A business that handles covered personal information about a D.C. resident must now employ "procedures and practices that are appropriate to the nature of the personal information and the nature and size of the entity or operation" to protect the information from unauthorized access. While the details of what constitutes "reasonable security" are not specified, the new law does require that contracts with service providers who will have access to personal information include a requirement that the service provider maintain reasonable security, and a requirement that secure methods be used when destroying personal information. Entities that are subject to the Gramm-Leach-Bliley Act and the Health Insurance Portability and Accountability Act are deemed to be in compliance with the D.C. law if they are in compliance with security requirements set forth in those laws and regulations issued thereunder.
The time period for notification remains "the most expedient time possible and without unreasonable delay." DC Code § 28–3852(a). The notification must now include contact information for the major credit reporting agencies and instructions for how the individual may request a security freeze. Identity theft protection must be offered for 18 months to all affected D.C. residents.
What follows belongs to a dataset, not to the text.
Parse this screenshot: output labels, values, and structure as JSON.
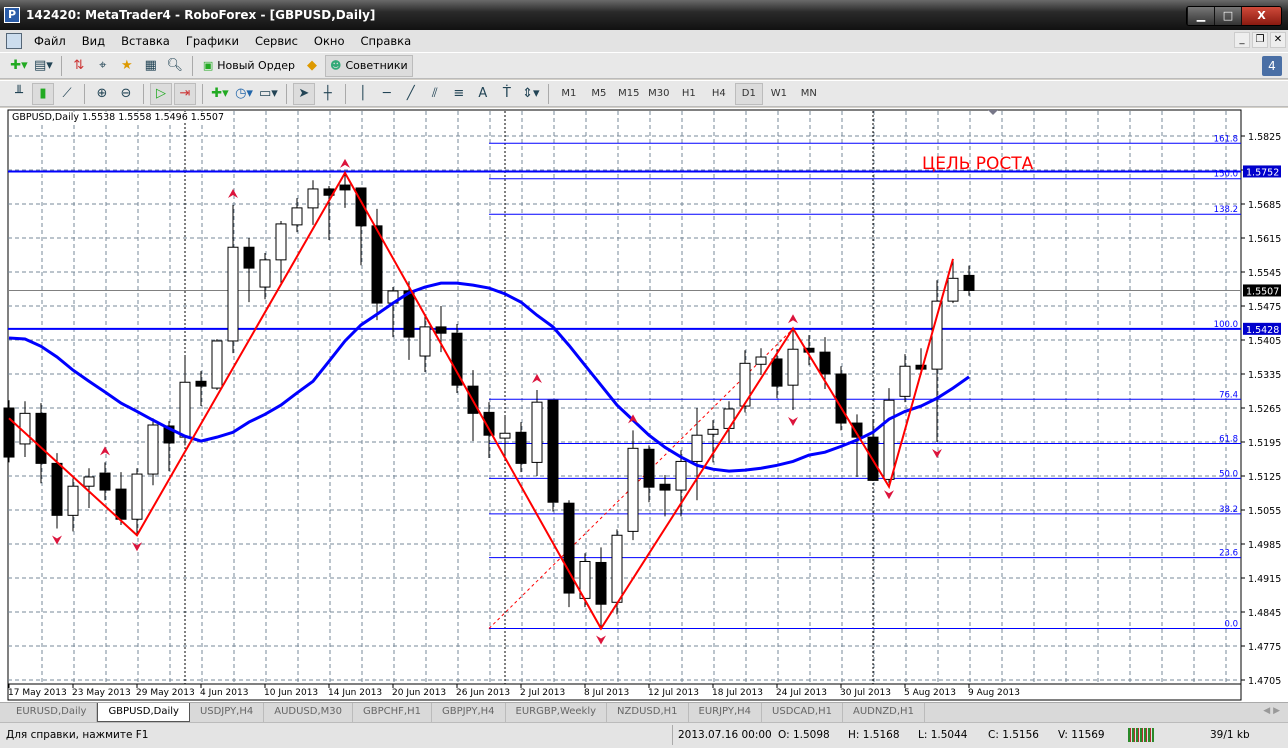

The breached entity must also provide notification to the D.C. Attorney General if the breach affects 50 or more D.C. residents; the prior law required only notification of credit reporting agencies if more than 1,000 D.C. residents were affected.
The prior version of the data breach law contained a private right of action for violations of the law—but because the law contained only procedural requirements to notify, an underlying failure to secure data could not have given rise to a lawsuit. With the addition of a reasonable security requirement, the private right of action is expanded. However, existing law limits recovery to "actual damages, the costs of the action, and reasonable attorney's fees" and excludes "dignitary damages, including pain and suffering." DC Code § 28–3853(a).
The changes are projected to become effective on May 19, 2020.